3. Petitioner's reliance (Pet. 10-12) on Stromberg v. California, 283 U.S. 359 (1931), is likewise misplaced. Stromberg did not involve a constructive amendment of an indictment. The defendant in Stromberg was convicted of violating a state statute that made it unlawful to display a red flag in a public place for any one of three purposes. Id. at 361. After concluding that one of the grounds for conviction under the statute was unconstitutional, this Court held that because it was impossible to tell on which ground the jury relied, the conviction must be reversed. Id. at 368-370. As the Court explained in Griffin v. United States, 502 U.S. 46, 53 (1991), Stromberg stands for "the principle that, where a provision of the Constitution forbids conviction on a particular ground, the constitutional guarantee is violated by a general verdict that may have rested on that ground."

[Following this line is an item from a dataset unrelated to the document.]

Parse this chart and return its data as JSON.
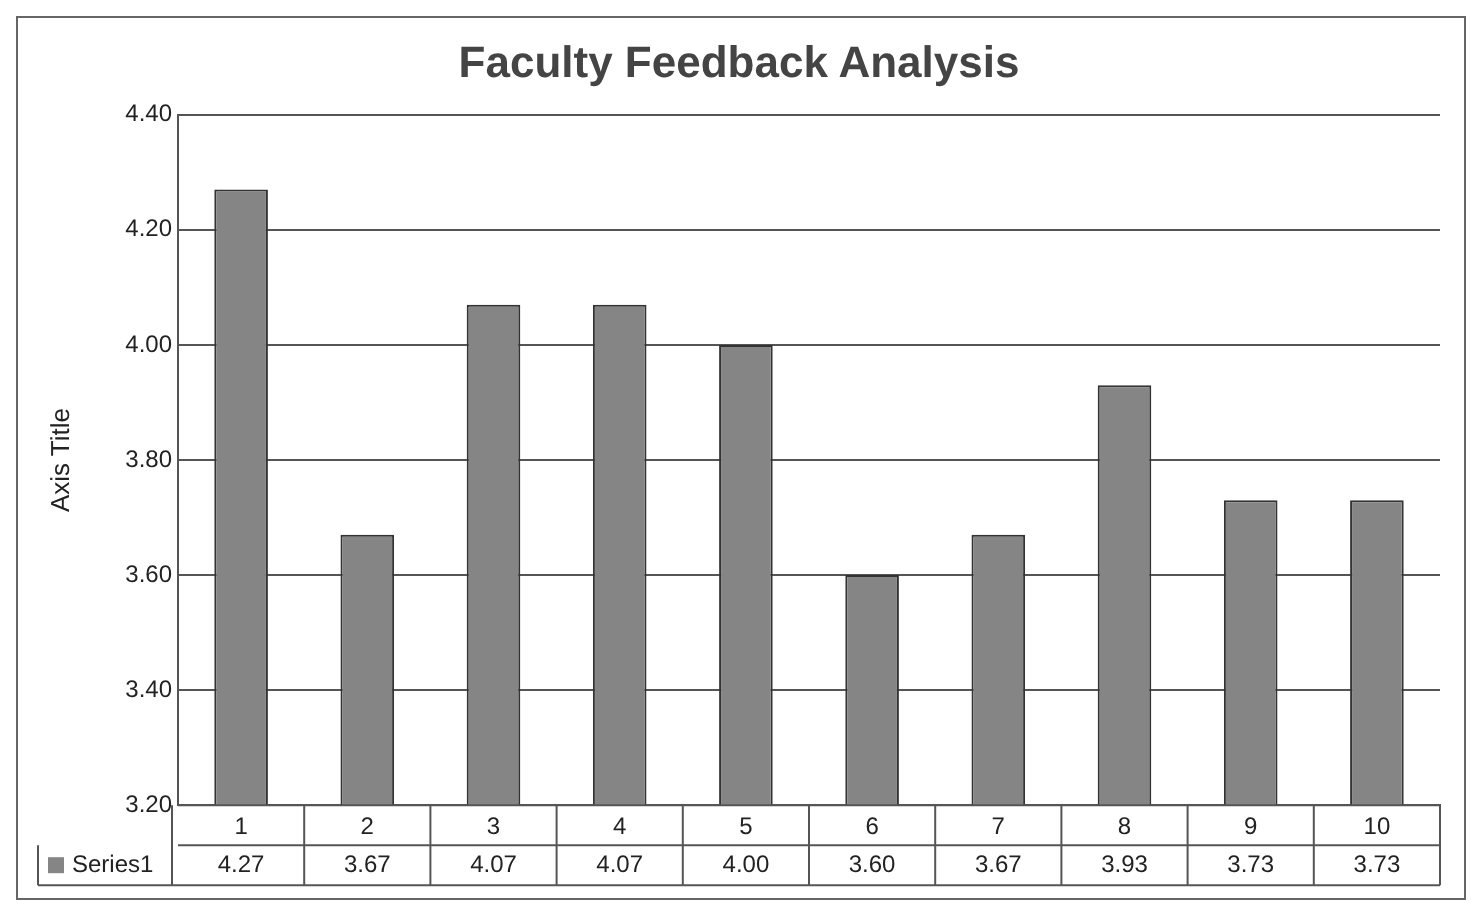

The present case is distinguishable from Stromberg in at least three respects. First, unlike petitioner, the defendant in Stromberg preserved her constitutional challenge in the trial court. See 283 U.S. at 361. Second, the California statute at issue in Stromberg permitted conviction for conduct-the display of a red flag to express peaceful opposition to organized government-that the State lacked power to prohibit. Id. at 369-370. Here, by contrast, petitioner's involvement in depositing the stolen check into Veach's account was not constitutionally protected conduct, and it was prohibited by the money laundering statute. See Pet. App. A5-A6 (noting that the "act of causing the deposit of illicit funds could have properly been charged in the indictment and is prohibited by statute"). Finally, even if Stromberg were extended to apply to a possibility that a conviction rested on unindicted conduct, the instructions given in this case specifically precluded the jury from finding petitioner guilty based on acts not charged in the indictment.

CONCLUSION

The petition for a writ of certiorari should be denied.

Respectfully submitted.

THEODORE B. OLSON
Solicitor General
MICHAEL CHERTOFF
Assistant Attorney General
NINA GOODMAN
Attorney

JANUARY 2002

1 The prosecutor read the indictment to the jury at the beginning of the trial, and a copy of the indictment was given to each juror. 1/31/00 Tr. 71, 78-79.

2 This Court has granted certiorari in United States v. Cotton, No. 01-687 (Jan. 4, 2002), in which the question presented is whether the omission from a federal indictment of a fact that enhances the statutory maximum sentence requires a court of appeals, on plain error review, automatically to vacate the enhanced sentence. Some courts of appeals have expressed the view that the analysis in a case like Cotton has some elements in common with the analysis in a case involving a constructive amendment. See United States v. Thomas, 274 F.3d 655, 671-672 (2d Cir. 2001) (en banc); United States v. Cotton, 261 F.3d 397, 405 (4th Cir. 2001); United States v. Maynie, 257 F.3d 908, 920 (8th Cir. 2001), petition for cert. pending, No. 01-7565 (filed Jan. 4, 2002). The decision in Cotton may therefore shed light on constructive amendment claims raised for the first time on appeal, effectively resolving any conflict between the approach taken in Floresca and the approach taken by the Fifth Circuit here. The petition in this case need not be held for Cotton, however, because there was no constructive amendment on the facts of this case.